Children's passion for hi-tech turned into learning
Posted February 20, 2011
Chicago — Project Education: Edutopia, a partnership between WRAL-TV and the George Lucas Educational Foundation, profiles educators who are turning students' love for video games into practical and creative skills.
The Digital Youth Network is a seven-year-old program that teaches sixth through 12th graders to use new media technologies.
"Through Digital Youth Network and the presence of DYN classes inside the school day, our students are gaining access to software and skills that really push the envelope," said Jared Washington, director of Carter G. Woodson Middle School in Chicago.
During the school day, DYN staff teach mandatory media arts classes, where students acquire basic tech literacy skills that allow teachers to integrate digital tools into their curriculum.

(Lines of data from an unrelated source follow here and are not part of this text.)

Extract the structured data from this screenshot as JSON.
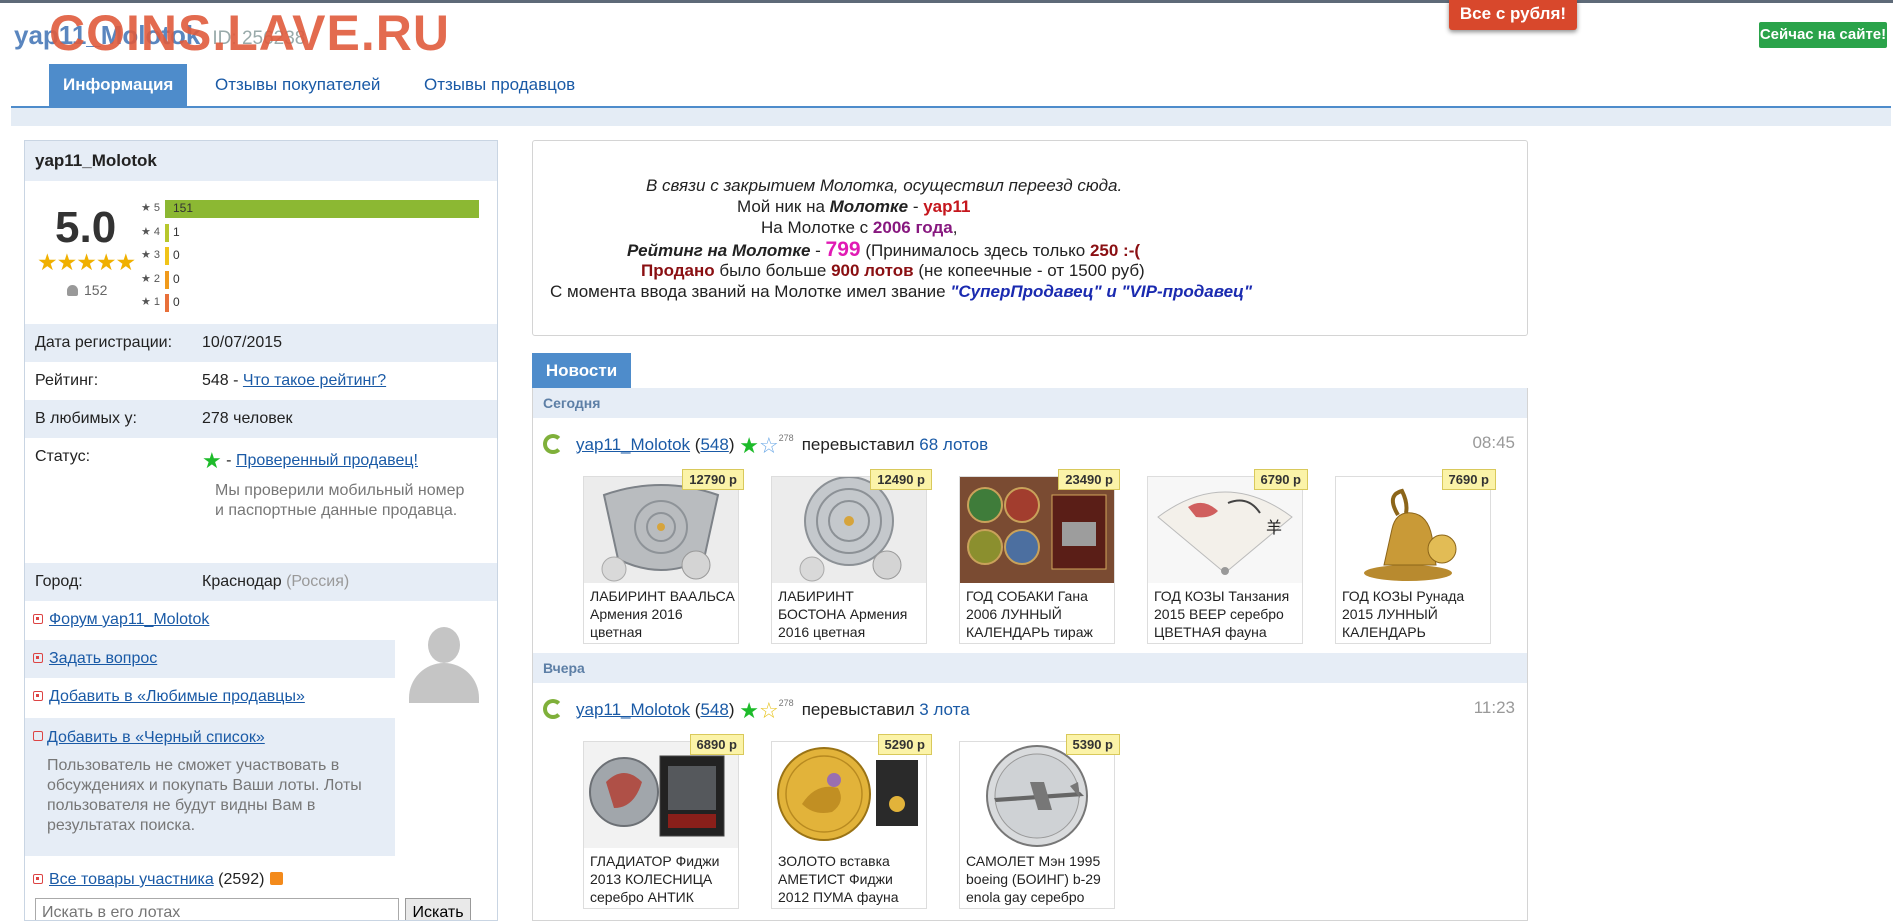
{
  "header": {
    "watermark": "COINS.LAVE.RU",
    "username": "yap11_Molotok",
    "user_id": "ID: 256238",
    "promo_button": "Все с рубля!",
    "online_button": "Сейчас на сайте!"
  },
  "tabs": [
    {
      "label": "Информация"
    },
    {
      "label": "Отзывы покупателей"
    },
    {
      "label": "Отзывы продавцов"
    }
  ],
  "profile": {
    "name": "yap11_Molotok",
    "score": "5.0",
    "stars": "★★★★★",
    "votes": "152",
    "rating_breakdown": [
      {
        "stars": 5,
        "count": 151,
        "color": "#8cb833"
      },
      {
        "stars": 4,
        "count": 1,
        "color": "#b7c72c"
      },
      {
        "stars": 3,
        "count": 0,
        "color": "#f0c419"
      },
      {
        "stars": 2,
        "count": 0,
        "color": "#f09a1c"
      },
      {
        "stars": 1,
        "count": 0,
        "color": "#e8703a"
      }
    ],
    "reg_label": "Дата регистрации:",
    "reg_value": "10/07/2015",
    "rating_label": "Рейтинг:",
    "rating_value": "548 - ",
    "rating_link": "Что такое рейтинг?",
    "fav_label": "В любимых у:",
    "fav_value": "278 человек",
    "status_label": "Статус:",
    "status_link": "Проверенный продавец!",
    "status_note": "Мы проверили мобильный номер и паспортные данные продавца.",
    "city_label": "Город:",
    "city_value": "Краснодар",
    "country": "(Россия)"
  },
  "actions": {
    "forum": "Форум yap11_Molotok",
    "ask": "Задать вопрос",
    "favorites": "Добавить в «Любимые продавцы»",
    "blacklist": "Добавить в «Черный список»",
    "blacklist_note": "Пользователь не сможет участвовать в обсуждениях и покупать Ваши лоты. Лоты пользователя не будут видны Вам в результатах поиска.",
    "all_items": "Все товары участника",
    "all_items_count": "(2592)",
    "search_placeholder": "Искать в его лотах",
    "search_button": "Искать"
  },
  "announcement": {
    "l1": "В связи с закрытием Молотка, осуществил переезд сюда.",
    "l2a": "Мой ник на ",
    "l2b": "Молотке",
    "l2c": " - ",
    "l2d": "yap11",
    "l3a": "На Молотке с ",
    "l3b": "2006 года",
    "l3c": ",",
    "l4a": "Рейтинг на Молотке",
    "l4b": " - ",
    "l4c": "799",
    "l4d": " (Принималось здесь только ",
    "l4e": "250 :-(",
    "l5a": "Продано",
    "l5b": " было больше ",
    "l5c": "900 лотов",
    "l5d": " (не копеечные - от 1500 руб)",
    "l6a": "С момента ввода званий на Молотке имел звание ",
    "l6b": "\"СуперПродавец\" и \"VIP-продавец\""
  },
  "news": {
    "tab": "Новости",
    "days": [
      {
        "label": "Сегодня",
        "user": "yap11_Molotok",
        "rating": "548",
        "sup": "278",
        "action": "перевыставил",
        "lots_link": "68 лотов",
        "time": "08:45",
        "lots": [
          {
            "price": "12790 р",
            "title": "ЛАБИРИНТ ВААЛЬСА Армения 2016 цветная"
          },
          {
            "price": "12490 р",
            "title": "ЛАБИРИНТ БОСТОНА Армения 2016 цветная"
          },
          {
            "price": "23490 р",
            "title": "ГОД СОБАКИ Гана 2006 ЛУННЫЙ КАЛЕНДАРЬ тираж"
          },
          {
            "price": "6790 р",
            "title": "ГОД КОЗЫ Танзания 2015 BEEP серебро ЦВЕТНАЯ фауна"
          },
          {
            "price": "7690 р",
            "title": "ГОД КОЗЫ Рунада 2015 ЛУННЫЙ КАЛЕНДАРЬ"
          }
        ]
      },
      {
        "label": "Вчера",
        "user": "yap11_Molotok",
        "rating": "548",
        "sup": "278",
        "action": "перевыставил",
        "lots_link": "3 лота",
        "time": "11:23",
        "lots": [
          {
            "price": "6890 р",
            "title": "ГЛАДИАТОР Фиджи 2013 КОЛЕСНИЦА серебро АНТИК"
          },
          {
            "price": "5290 р",
            "title": "ЗОЛОТО вставка АМЕТИСТ Фиджи 2012 ПУМА фауна"
          },
          {
            "price": "5390 р",
            "title": "САМОЛЕТ Мэн 1995 boeing (БОИНГ) b-29 enola gay серебро"
          }
        ]
      }
    ]
  }
}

After school, students can pursue their passions in a variety of DYN classes, such as digital storytelling, digital video production and game design.
"DYN is just like one the awesome-ist, sickest programs ever," a student named Jalen said. "It's just like all these awesome, sick programs, like gaming all the way to poetry."
The new-media technology classes give children both practical learning skills and the chance to express themselves creatively, Washington said.
"We know that the world is shifting and that there are a number of new ways of thinking, new ways of learning and working and socializing that won't go away," he said. "Our kids need the ability to use technology in their personal development and in their learning."